Page 1 of 1

compiling cula benchmark

PostPosted: Tue Nov 30, 2010 10:33 pm
by marconioz
Hi guys, a couple of questions, question one is the really crucial one...

I been searching the internet for the compiler message for a couple of days to no avail:

...compiler/lib/intel64/ undefined reference to `pthread_atfork'

although it seems half the world has this trouble their solutions wasn't good for me

I get this on both benchmark and bridge examples. I lost my temper and compiled a version of the benchmark with sequential mkl just for the hell of it.

2) So, I run yesterday the benchmark_ and got not much speedup (0.5 to 1.2) in most routines, apart from SVD. This one gave me a 140 speedup and then the computer run out of memory next size up. Is this speedup expected? Detail, I run this on an 8 cores machine that was heavily in use (6 out of 8 cores). So the benchmark_ ( which I assume is mkl threaded) most likely got lost...I figure..

3) now I am running the sequential mkl, and the benchmark is giving speedups in the range 0.5 to 1.9, and the SVD is about 8-9.5 times, what would be the expected speedup for this card?

Using gforce GTX 460 1GB 256bit
computer is 2x4core Xeon X5472 @ 3.00GHz, 4GB only.

4) does using openGL (such as compiz) affects performance of the card? (I know I can answer that easily, but as I am here already so I am asking if someone tried .... :) )

Re: compiling cula benchmark

PostPosted: Wed Dec 01, 2010 6:07 am
by kyle
1) Linking against MKL can certainly be a pain.
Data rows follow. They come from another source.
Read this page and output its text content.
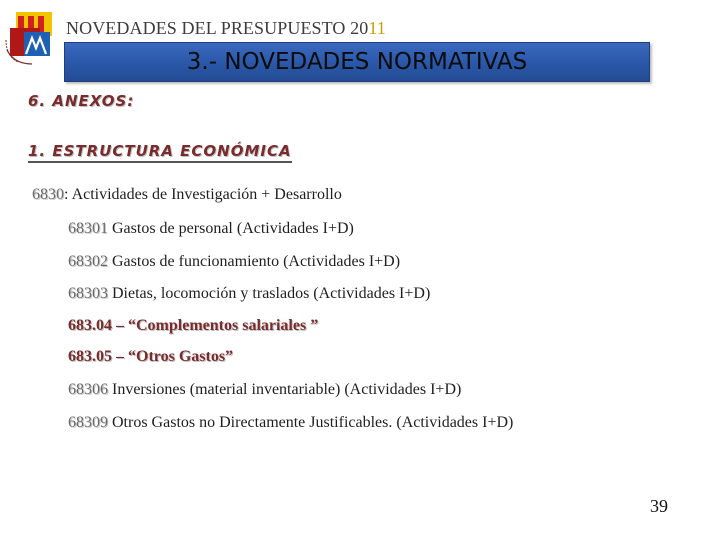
NOVEDADES DEL PRESUPUESTO 2011
3.- NOVEDADES NORMATIVAS
6. ANEXOS:
1. ESTRUCTURA ECONÓMICA
6830: Actividades de Investigación + Desarrollo
68301 Gastos de personal (Actividades I+D)
68302 Gastos de funcionamiento (Actividades I+D)
68303 Dietas, locomoción y traslados (Actividades I+D)
683.04 – “Complementos salariales ”
683.05 – “Otros Gastos”
68306 Inversiones (material inventariable) (Actividades I+D)
68309 Otros Gastos no Directamente Justificables. (Actividades I+D)
39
That's why we've included the pre-compiled benchmark :) (And yes, it is the mutli-threaded MKL)

2 & 3) Well, to put some of your data into perspective you are comparing a very high end CPU system to an entry level CUDA system. I'd imagine the maximum speed-up you'd see there would only be about 2x before you use up all the extra memory on your GPU which is also driving the main display of your computer. This might jump to about 3x in the next CULA release which has a bunch of Fermi optimization.

I'm not really sure why the SVD is so high to be honest. Under the hood it's using the same core components as all the other tests. Also, CULA does offload some computation to the CPU. If the CPU is heavily loaded this might become a bottleneck.

4) We've seen up to 25% performance gains from running on machines with no video output. If your video card is doing graphics it's certainly robbing some computation power and memory from CUDA programs.

Hope these help!

Re: compiling cula benchmark

PostPosted: Wed Dec 01, 2010 3:11 pm
by marconioz
Hi Kyle,

thanks for your reply.

I repeated the tests and the pattern remain. I still can't compile benchmark threaded, so the comparison I can make is using benchmark sequential and benchmark_ binary. Not sure if there is something weird with the binaries tough, as I again see a huge speedup in SGESVD test:

-- SGESVD Benchmark --

Size CULA (s) MKL (s) Speedup
------ ---------- ---------- ---------
4096 52.95 4954.23 93.5680
5120 82.72 9691.47 117.1533
6144 118.10 15860.12 134.2883

CULA Error: Insufficient memory to complete this operation

and the speed up using benchmark serial is about 8x to 9.5x (still a lot, compared with the 0.5-2.0 of the others). So without compiling locally a threaded version here I can't rely on this CULA benchmark for my future applications... :(

The point of buying an entry level card is to make sure things work first before you invest into a cuda cluster with thousands teslas 2070 :) perhaps in the year 2070...

When the other processes finish I will try this benchmark again, and see if things change...

Re: compiling cula benchmark

PostPosted: Fri Dec 10, 2010 10:33 am
by john
Hi - were you able to run that second benchmark?

One note on the entry level card purchase is that I would recommend purchasing one copy of the card you intend to build the cluster around and to test on that. The balance of CPU power to GPU power is pretty vital when benchmarking a single node.